The choices after that had been several: a canvass of his neighbors, friends, and family; a sit-tight approach, waiting for a reaction to the bulletins we’d sent around; a combination of both; or-the most expensive alternative-a stakeout.
I’d opted for the last, to universal groans.
My explanation was that, according to Marty Gagnon’s records, we were dealing with a man as prone to flight as a cat in a dog fight. He had a history of running off worse than anyone I’d seen. He’d skipped on court appearances, parole meetings, counseling sessions, and everything else for which he’d ever been held accountable. It had therefore seemed more cost-effective to me to blow a single night’s overtime and nab him fast than to tip him off through routine inquiries and then waste days chasing him down.
What I hadn’t admitted to the others was the additional juvenile appeal of handing this case gift-wrapped back to Snuffy Dawson only forty-eight hours after inheriting it.
Which was just as well, since now it was looking as if I’d blown my budget solely to create three cranky colleagues and a skeptical boss at headquarters.
The cell phone in my breast pocket began vibrating silently against my ribs.
“Gunther.”
“This is Dispatch. We just got a call from a Walter Skottick. He was assaulted at his home by someone looking for Marty Gagnon.”
“He okay?”
“Didn’t sound it. I sent the ambulance to pick him up. They should be at the hospital in about half an hour. He wanted me to tell you specifically that he didn’t talk to anybody. That make sense?”
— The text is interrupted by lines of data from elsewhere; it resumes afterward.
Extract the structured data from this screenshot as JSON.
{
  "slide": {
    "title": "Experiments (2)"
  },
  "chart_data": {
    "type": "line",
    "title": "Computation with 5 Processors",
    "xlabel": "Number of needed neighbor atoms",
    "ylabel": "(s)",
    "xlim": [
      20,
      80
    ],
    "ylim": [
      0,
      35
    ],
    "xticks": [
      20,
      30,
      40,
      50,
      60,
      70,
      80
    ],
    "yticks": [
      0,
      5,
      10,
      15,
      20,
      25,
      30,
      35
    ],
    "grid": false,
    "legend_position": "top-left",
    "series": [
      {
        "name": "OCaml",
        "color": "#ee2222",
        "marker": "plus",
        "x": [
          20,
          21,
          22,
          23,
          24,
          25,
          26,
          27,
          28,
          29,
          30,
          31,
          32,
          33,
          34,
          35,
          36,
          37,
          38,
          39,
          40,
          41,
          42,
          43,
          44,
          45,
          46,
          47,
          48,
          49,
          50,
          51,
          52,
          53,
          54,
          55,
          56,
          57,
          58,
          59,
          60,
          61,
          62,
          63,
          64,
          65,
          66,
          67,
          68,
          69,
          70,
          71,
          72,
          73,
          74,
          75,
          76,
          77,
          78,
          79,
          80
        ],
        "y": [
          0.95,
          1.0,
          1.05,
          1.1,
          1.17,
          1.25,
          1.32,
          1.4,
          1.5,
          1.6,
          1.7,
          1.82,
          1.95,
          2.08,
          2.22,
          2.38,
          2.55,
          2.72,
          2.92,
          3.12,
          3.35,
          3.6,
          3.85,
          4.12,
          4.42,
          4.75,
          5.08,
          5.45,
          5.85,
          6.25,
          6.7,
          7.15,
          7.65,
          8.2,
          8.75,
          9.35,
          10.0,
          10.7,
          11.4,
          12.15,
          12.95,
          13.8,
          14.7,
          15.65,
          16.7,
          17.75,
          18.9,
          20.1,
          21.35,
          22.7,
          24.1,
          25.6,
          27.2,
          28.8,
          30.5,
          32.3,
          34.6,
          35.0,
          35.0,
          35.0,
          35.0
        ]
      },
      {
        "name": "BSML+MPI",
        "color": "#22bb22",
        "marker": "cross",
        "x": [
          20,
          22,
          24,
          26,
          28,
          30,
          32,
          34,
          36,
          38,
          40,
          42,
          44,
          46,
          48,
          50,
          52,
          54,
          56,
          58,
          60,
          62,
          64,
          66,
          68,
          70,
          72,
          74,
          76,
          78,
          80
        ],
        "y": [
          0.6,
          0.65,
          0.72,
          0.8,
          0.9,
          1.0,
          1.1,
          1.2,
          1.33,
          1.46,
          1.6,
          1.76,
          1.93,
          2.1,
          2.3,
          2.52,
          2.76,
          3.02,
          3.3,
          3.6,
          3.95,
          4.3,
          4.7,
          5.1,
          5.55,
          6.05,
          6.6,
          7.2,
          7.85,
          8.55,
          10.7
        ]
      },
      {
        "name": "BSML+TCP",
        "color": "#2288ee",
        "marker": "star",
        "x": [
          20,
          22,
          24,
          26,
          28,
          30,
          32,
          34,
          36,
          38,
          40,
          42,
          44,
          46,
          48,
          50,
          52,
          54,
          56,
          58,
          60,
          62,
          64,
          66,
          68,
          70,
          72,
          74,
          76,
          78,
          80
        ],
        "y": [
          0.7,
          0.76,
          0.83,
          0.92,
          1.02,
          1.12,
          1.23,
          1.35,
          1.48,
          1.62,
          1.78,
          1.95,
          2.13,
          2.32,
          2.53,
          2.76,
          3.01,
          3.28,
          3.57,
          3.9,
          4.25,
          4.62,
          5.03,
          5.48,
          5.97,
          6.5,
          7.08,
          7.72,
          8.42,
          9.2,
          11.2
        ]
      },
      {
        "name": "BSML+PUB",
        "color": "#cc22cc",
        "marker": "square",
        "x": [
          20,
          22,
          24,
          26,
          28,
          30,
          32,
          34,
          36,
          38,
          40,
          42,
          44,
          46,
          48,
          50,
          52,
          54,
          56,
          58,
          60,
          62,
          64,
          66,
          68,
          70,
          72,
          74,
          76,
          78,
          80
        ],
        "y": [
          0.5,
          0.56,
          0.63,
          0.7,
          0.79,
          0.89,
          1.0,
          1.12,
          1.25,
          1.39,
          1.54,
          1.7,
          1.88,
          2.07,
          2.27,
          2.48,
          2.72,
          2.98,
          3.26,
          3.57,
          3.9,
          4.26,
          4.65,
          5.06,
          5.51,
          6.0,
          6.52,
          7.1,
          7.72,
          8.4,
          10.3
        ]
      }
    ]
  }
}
“Yeah.” I put the cell phone away and keyed the radio again. “It’s a wrap, everybody. I think our target’s already long gone.”
Sammie Martens stood in the ER waiting room, her head tilted back, staring at the television set mounted high on the wall. On screen, a couple was visibly screaming at each other from opposing chairs, an interviewer with a microphone trying to walk a fine line between verbal abuse and furniture tossing-but the sound was off, making the whole drama a pantomime. A caption at the bottom of the screen read, “Men who slept with their sisters.”
“What do you think happened?” Sammie asked the TV.
I understood the oblique reference. “Skottick will have to confirm it, but my bet is whoever beat him up did what we did in reverse, looking for Marty Gagnon, asking a lot of questions, until he finally ended up at Skottick’s place, giving Marty the heads up in the process. That would explain why Marty never came home.”
She didn’t move. “Makes you wonder if this person is looking for him for the same reason we are.”
Walter Skottick seemed in pretty rough shape when he was rolled into the ER on a backboard, his face bandaged, his neck in a brace, and two IVs running into his arms.
Sammie and I waited in the hallway while the nurses and technicians went through their routine and the on-call doc finally arrived to survey what was left.
Luckily, that doc turned out to be James Franklin, the hospital’s best general surgeon and a man I had known for years.